Affen können zwar nicht sprechen, sie können jedoch sehr wohl die Gebärdensprache erlernen. Einige Tiere verfügten in Versuchen über einen Wortschatz von bis zu 1500 Ausdrücken. Zum Vergleich: Für das Meistern von Alltagssituationen reichen im Durchschnitt etwa 800 Wörter, für Kommunikation per SMS sogar schon 100 bis 200 Wörter.
Die Affen konnten sogar selbst einfache Sätze gemäß einer Art Proto-Grammatik formen. Unter Primatengruppen, die die Gebärdensprache erlernt hatten, bildeten sich sogar eigene Dialekte heraus, was auf individuellen Sprachgebrauch rückschließen lässt.
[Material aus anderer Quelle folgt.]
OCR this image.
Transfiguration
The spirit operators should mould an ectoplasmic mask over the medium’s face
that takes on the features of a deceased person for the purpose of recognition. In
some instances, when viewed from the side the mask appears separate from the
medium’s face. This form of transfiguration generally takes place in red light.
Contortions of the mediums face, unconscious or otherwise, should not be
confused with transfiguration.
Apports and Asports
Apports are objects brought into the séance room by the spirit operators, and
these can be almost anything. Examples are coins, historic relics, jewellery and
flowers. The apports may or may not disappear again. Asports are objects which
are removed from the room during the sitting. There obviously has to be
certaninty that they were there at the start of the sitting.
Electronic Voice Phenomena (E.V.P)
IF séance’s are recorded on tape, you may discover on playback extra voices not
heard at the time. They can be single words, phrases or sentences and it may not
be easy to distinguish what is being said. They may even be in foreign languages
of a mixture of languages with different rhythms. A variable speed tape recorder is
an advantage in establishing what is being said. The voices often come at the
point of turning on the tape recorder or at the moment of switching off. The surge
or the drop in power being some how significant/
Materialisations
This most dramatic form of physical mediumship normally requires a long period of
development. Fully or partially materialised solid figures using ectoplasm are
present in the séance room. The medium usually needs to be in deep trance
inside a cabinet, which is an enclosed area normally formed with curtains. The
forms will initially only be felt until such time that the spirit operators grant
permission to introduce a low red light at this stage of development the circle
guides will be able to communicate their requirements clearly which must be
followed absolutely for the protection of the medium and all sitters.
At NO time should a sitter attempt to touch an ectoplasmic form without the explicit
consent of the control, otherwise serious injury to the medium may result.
Auch die Annahme, der Mensch sei das einzige Tier, das Krieg gegen sich selber führe, konnte sich nicht halten. Tatsächlich konnten bei Primaten verschiedenste Formen der Aggression festgestellt werden, welche anfangs für menschenspezifisch gehalten wurden. So gibt es auch bei ihnen eiskalt kalkulierte Morde sowie organisiertes Morden, das laut Sapolsky gar einem „Prototyp des Genozids“ gleichkommt.

Der feine Unterschied

Wo also liegt der Unterschied, der uns zu dem macht, was wir sind? Hier merkt Sapolsky an, dass zum Beispiel Schachprofis einen Kalorienverbrauch von 6000 bis 7000 Kalorien pro Tag verzeichnen können, also etwa gleich viel wie ein Schwerarbeiter oder Spitzensportler, jedoch allein dadurch, dass sie denken. Die Leistungskraft unseres Gehirns ist also erwartungsgemäß ausschlaggebend.
Sucht man nach Beweisen für die Einzigartigkeit des Menschen, sollte man nicht der Versuchung erliegen, alles in „Der Mensch ist das einzige Tier, das ...“-Sätze zu verpacken. Wir sind weder die einzige Spezies, die Mitgefühl oder Moral zeigt, noch sind wir mit unserer Fähigkeit zur Kommunikation alleine. Jedoch, so resümieren Sapolsky und seine Kollegen, sind wir Menschen einzigartig darin, wie weit wir die­se Fähigkeiten dank unseres Gehirns verfeinern. So konnte Mitgefühl für andere Spezies auch schon unter Primaten beobachtet werden, die etwa verletzte Vögel gesund gepflegt haben. Menschen führen die­se Fähigkeit aber noch weiter. Wir können sogar Mitgefühl für abstrakte Darstellungen, etwa auf einem Gemälde wie Pablo Picassos Guernica, fühlen.
In seinem inspirierenden Resümee betont Sapolsky, dass nur der Mensch in der Lage sei, „die Unmöglichkeit von etwas als den Beweis herzunehmen, dass es möglich, ja sogar der ‚moralische Imperativ‘, sein muss.“ Nur wir glauben also an das Unmögliche und streben auch danach. Vielleicht wird sich genau diese Fähigkeit als das nötige evolutionäre Werkzeug herausstellen, das uns die neuen Aufgaben, die eine Welt noch nie gesehener Vernetzung und Komplexität mit sich bringt, meistern lässt.